There are currently 9.5GW of operational Offshore Windfarms in the UK with a further 1.3GW under construction (Source: National Grid TEC Register 1st October 2020). The UK has the largest Offshore Wind capacity in the world, accounting for roughly 25% of all installations and upcoming projects (Renewable UK). In Europe, the UK installed capacity equates to roughly 45% of total installations (Germany 34% and Denmark 8% are the next in line). Ownership of Offshore Windfarms are often split between different parties due to the considerable size of the schemes and the complexity and uniqueness of the installation.
Offshore Wind Development
Orsted are viewed as one of the leading Offshore wind developers in the world, and installed the world’s first Offshore windfarm in Denmark in 1991 (a 5MW site at Vindeby, consisting of 11 turbines). Since then, there have been significant improvements in the both the total size of the windfarms and the size of the turbines themselves. Hornsea One (Ortsed) is the largest offshore windfarm in the world at 1.2GW capacity. The individual turbines are 7MW in size and stand at 190m tall.
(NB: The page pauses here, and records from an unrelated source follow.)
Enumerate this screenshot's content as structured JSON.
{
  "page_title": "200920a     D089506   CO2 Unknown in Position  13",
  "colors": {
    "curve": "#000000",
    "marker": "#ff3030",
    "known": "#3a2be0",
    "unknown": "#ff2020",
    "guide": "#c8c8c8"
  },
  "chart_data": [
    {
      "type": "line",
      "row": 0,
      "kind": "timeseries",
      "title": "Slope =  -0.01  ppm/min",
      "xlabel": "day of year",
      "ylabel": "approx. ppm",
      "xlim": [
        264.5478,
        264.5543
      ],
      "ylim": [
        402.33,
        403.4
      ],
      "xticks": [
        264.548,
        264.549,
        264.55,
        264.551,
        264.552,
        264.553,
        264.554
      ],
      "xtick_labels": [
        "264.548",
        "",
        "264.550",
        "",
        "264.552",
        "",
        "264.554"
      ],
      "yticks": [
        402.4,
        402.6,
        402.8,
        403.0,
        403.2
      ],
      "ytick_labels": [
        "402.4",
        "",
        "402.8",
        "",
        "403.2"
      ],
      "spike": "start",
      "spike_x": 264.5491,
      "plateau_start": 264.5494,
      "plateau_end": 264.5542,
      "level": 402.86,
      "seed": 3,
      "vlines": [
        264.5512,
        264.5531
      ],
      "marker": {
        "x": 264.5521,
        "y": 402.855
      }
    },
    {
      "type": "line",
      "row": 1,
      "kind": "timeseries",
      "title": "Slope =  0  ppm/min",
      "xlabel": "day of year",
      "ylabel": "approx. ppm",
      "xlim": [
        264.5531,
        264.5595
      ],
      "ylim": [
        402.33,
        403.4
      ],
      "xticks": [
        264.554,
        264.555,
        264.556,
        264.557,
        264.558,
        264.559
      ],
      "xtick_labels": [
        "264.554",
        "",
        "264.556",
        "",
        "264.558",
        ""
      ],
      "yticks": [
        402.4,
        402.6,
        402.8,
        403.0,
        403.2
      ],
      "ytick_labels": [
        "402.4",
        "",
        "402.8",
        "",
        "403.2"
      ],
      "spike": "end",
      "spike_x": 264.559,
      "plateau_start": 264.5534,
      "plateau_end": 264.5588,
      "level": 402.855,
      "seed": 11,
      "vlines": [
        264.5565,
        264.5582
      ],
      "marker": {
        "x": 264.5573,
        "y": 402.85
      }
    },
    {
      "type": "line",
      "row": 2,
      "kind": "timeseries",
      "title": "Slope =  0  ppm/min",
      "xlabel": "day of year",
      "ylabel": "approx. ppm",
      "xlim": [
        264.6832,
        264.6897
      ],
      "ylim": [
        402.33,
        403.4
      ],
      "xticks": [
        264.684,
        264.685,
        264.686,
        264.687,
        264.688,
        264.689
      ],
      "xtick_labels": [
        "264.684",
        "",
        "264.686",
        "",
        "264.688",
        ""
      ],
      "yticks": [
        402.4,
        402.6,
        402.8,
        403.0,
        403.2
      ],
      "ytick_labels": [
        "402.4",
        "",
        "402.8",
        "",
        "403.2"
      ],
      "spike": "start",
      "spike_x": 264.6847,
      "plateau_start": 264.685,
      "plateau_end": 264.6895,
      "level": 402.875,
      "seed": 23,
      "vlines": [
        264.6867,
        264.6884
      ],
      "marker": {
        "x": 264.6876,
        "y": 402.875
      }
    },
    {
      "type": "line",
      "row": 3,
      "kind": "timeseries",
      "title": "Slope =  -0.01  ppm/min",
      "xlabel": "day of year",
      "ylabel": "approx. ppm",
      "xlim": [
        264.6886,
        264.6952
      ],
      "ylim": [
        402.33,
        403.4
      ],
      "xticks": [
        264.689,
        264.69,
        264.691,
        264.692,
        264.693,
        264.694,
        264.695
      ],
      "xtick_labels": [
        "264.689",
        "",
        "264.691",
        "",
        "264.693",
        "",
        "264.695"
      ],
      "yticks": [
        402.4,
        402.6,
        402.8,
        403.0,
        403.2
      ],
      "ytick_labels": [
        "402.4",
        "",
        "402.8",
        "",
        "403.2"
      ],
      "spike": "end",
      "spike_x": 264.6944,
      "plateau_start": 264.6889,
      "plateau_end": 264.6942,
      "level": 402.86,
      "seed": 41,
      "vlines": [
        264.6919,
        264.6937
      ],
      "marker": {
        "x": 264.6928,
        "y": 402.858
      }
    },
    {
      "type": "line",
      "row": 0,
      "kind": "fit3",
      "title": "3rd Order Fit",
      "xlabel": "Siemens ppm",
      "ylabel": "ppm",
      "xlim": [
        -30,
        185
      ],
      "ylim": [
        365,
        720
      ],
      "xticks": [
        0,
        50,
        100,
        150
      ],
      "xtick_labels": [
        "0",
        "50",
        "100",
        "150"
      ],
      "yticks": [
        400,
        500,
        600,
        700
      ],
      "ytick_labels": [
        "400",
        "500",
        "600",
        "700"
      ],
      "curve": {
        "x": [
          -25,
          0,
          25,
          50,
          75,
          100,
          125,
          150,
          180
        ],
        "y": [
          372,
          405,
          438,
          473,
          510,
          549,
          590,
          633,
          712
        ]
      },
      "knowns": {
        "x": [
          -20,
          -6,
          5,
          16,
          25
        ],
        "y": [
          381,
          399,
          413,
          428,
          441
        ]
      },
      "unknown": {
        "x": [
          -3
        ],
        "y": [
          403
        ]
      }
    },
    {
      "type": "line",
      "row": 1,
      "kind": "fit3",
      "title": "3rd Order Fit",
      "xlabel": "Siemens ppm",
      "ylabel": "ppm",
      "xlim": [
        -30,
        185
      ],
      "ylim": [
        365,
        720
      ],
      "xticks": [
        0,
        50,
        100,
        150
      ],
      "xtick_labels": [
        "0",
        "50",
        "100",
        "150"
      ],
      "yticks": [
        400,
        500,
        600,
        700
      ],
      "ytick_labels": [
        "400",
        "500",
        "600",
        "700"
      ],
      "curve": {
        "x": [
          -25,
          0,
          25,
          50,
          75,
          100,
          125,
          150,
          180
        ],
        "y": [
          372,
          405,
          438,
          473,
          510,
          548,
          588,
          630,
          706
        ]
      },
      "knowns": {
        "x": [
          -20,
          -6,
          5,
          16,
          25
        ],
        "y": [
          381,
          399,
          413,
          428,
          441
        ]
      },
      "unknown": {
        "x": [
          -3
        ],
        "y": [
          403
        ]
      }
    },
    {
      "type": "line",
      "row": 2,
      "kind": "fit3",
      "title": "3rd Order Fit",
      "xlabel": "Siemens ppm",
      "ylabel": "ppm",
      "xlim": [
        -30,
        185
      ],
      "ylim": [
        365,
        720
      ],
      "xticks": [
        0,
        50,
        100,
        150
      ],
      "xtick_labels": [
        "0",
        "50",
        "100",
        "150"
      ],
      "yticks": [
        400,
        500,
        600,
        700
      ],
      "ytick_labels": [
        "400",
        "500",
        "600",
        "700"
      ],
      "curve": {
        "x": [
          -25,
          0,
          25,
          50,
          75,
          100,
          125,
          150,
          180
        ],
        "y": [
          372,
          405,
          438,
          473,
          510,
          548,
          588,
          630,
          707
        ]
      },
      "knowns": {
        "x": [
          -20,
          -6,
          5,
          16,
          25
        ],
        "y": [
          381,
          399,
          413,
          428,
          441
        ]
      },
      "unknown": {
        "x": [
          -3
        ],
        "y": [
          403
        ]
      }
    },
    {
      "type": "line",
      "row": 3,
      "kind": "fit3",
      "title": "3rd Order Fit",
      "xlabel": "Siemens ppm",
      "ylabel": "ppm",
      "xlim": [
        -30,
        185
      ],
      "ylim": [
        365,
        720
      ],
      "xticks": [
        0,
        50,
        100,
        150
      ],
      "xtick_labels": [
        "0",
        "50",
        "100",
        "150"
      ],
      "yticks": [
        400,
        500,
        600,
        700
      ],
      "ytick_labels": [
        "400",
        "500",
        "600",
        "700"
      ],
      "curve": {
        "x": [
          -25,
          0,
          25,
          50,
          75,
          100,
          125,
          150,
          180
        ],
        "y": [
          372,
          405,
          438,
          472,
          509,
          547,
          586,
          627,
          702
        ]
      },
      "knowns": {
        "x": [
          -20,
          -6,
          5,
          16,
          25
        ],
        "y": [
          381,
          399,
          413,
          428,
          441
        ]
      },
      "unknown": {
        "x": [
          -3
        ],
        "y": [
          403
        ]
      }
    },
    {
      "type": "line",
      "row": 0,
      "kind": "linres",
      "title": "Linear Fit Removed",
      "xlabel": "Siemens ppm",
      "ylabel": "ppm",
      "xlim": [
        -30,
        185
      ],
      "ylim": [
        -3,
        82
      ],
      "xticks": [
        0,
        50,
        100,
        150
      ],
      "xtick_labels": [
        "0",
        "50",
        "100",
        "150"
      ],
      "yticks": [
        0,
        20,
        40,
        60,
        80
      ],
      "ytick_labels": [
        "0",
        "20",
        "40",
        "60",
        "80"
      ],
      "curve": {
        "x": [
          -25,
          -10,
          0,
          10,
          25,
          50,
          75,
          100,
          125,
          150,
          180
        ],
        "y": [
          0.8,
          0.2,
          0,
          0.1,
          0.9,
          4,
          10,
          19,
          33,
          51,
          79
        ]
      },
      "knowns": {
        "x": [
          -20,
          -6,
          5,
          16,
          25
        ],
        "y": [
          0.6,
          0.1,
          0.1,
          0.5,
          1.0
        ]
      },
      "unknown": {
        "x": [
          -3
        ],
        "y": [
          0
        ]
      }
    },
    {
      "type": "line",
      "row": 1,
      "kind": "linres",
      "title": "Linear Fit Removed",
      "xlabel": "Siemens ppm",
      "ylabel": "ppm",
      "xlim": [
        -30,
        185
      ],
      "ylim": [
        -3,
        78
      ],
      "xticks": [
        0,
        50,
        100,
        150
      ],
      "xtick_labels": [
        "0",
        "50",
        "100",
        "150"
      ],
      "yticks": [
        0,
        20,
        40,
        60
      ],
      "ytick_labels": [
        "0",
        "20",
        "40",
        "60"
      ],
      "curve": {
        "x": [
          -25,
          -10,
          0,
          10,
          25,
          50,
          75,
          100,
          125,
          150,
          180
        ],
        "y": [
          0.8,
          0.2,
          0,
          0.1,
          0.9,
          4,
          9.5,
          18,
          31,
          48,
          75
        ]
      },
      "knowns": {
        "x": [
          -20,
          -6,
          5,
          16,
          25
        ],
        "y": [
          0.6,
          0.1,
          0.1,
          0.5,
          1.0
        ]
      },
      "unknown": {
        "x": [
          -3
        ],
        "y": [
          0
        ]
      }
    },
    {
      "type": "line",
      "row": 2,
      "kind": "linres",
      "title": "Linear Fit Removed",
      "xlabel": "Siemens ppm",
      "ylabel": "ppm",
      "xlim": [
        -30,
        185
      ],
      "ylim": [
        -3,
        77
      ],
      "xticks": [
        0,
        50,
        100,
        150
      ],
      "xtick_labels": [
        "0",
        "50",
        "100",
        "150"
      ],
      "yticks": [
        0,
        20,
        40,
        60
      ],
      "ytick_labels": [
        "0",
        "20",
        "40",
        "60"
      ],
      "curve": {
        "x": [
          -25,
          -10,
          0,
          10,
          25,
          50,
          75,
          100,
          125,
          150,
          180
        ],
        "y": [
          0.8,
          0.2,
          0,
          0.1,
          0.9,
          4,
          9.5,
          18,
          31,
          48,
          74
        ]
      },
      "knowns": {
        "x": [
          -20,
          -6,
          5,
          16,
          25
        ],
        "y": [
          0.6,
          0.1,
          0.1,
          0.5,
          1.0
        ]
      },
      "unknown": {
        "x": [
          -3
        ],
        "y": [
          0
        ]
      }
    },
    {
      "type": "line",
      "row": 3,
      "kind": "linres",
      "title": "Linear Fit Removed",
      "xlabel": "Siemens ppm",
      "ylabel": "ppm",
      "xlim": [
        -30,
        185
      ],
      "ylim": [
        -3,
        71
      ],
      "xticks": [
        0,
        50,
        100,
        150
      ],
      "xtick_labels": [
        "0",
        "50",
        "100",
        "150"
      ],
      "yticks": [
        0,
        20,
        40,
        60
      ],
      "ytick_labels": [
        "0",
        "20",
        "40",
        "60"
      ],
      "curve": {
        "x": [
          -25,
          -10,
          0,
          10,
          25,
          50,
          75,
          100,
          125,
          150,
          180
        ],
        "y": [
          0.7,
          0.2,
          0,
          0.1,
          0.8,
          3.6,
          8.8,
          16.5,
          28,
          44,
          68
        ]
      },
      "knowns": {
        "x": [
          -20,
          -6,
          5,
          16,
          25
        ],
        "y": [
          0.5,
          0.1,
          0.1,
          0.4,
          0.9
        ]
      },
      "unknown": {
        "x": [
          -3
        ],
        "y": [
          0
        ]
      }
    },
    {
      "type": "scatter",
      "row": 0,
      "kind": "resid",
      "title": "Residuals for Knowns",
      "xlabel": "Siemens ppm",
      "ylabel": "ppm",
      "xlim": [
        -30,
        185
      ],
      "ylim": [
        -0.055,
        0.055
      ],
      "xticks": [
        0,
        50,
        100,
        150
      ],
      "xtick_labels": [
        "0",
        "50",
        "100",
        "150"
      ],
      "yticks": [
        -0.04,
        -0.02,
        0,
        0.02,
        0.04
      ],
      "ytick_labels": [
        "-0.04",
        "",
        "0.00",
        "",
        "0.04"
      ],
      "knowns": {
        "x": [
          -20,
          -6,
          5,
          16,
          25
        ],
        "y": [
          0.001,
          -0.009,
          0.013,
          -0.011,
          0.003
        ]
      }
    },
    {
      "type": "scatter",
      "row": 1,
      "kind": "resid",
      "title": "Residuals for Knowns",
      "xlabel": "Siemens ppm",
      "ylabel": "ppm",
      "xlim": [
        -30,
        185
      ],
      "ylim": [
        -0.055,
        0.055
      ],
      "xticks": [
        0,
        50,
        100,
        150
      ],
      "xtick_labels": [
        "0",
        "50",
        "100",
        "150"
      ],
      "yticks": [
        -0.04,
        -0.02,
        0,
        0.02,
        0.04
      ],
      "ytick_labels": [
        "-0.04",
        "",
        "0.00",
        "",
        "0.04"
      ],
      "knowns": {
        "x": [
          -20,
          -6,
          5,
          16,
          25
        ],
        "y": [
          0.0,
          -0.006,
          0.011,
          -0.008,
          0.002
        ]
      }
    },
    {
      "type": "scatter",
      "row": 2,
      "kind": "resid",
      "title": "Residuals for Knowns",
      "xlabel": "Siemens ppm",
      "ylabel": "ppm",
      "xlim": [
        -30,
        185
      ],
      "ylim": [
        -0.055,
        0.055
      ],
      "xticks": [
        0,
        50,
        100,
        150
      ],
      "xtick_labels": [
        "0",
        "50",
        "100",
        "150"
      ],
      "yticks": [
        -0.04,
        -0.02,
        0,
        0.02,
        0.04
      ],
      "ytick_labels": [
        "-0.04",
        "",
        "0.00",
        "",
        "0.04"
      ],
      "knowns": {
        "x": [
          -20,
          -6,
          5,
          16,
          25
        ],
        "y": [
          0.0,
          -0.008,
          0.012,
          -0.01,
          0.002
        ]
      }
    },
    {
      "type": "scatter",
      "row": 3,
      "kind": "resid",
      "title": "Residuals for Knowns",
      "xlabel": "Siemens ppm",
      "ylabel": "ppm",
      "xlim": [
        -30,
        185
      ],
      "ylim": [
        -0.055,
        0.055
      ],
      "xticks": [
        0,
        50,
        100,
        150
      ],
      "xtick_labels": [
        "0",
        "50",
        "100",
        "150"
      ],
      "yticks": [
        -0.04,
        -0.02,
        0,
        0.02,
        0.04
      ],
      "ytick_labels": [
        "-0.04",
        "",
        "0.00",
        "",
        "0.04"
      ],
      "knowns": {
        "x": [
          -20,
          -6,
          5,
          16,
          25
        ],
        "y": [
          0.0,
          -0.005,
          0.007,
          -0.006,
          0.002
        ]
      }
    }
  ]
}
In the UK, Offshore Windfarms have been funded, in part, by government-backed subsidies. The CfD (Contracts for Difference) auction allows developers to bid into an auction, with the lowest priced projects awarded a contract. Developers bid in at a price (£/MWh) that they would be willing to sell the output from their windfarm back to the government. When the project is then built and becomes operational, this auction price is marked against the outturn wholesale price. In this way, the revenue is capped for the windfarm developer at the auction price that they bid in for (if the wholesale price outturns greater than the auction price, then the developer will pay the government the difference between the two prices), however, developers are also protected against price risk (if the wholesale price drops significantly, they will still receive their auction price as the difference between the two prices will be made up by the government).
The most recent auction in September 2019 saw 5.5GW across six Offshore Windfarms projects successfully securing contracts. The auction witnessed accepted auction prices of £39.65/MWh, an almost 30% reduction on accepted prices from the previous auction in 2017, and 66% from the first auction in 2015! This highlights the significant drop in cost of Offshore Windfarms, making it one of the most cost effective generation types in the UK.
 Developers will still be impacted by negative pricing – as their revenue is capped at the auction price (say £50/MWh), the government will only pay them this value. If prices reach -£49/MWh, the developer will only make £1/MWh; if prices reach -£51/MWh, then the developer will run at a loss of £1/MWh.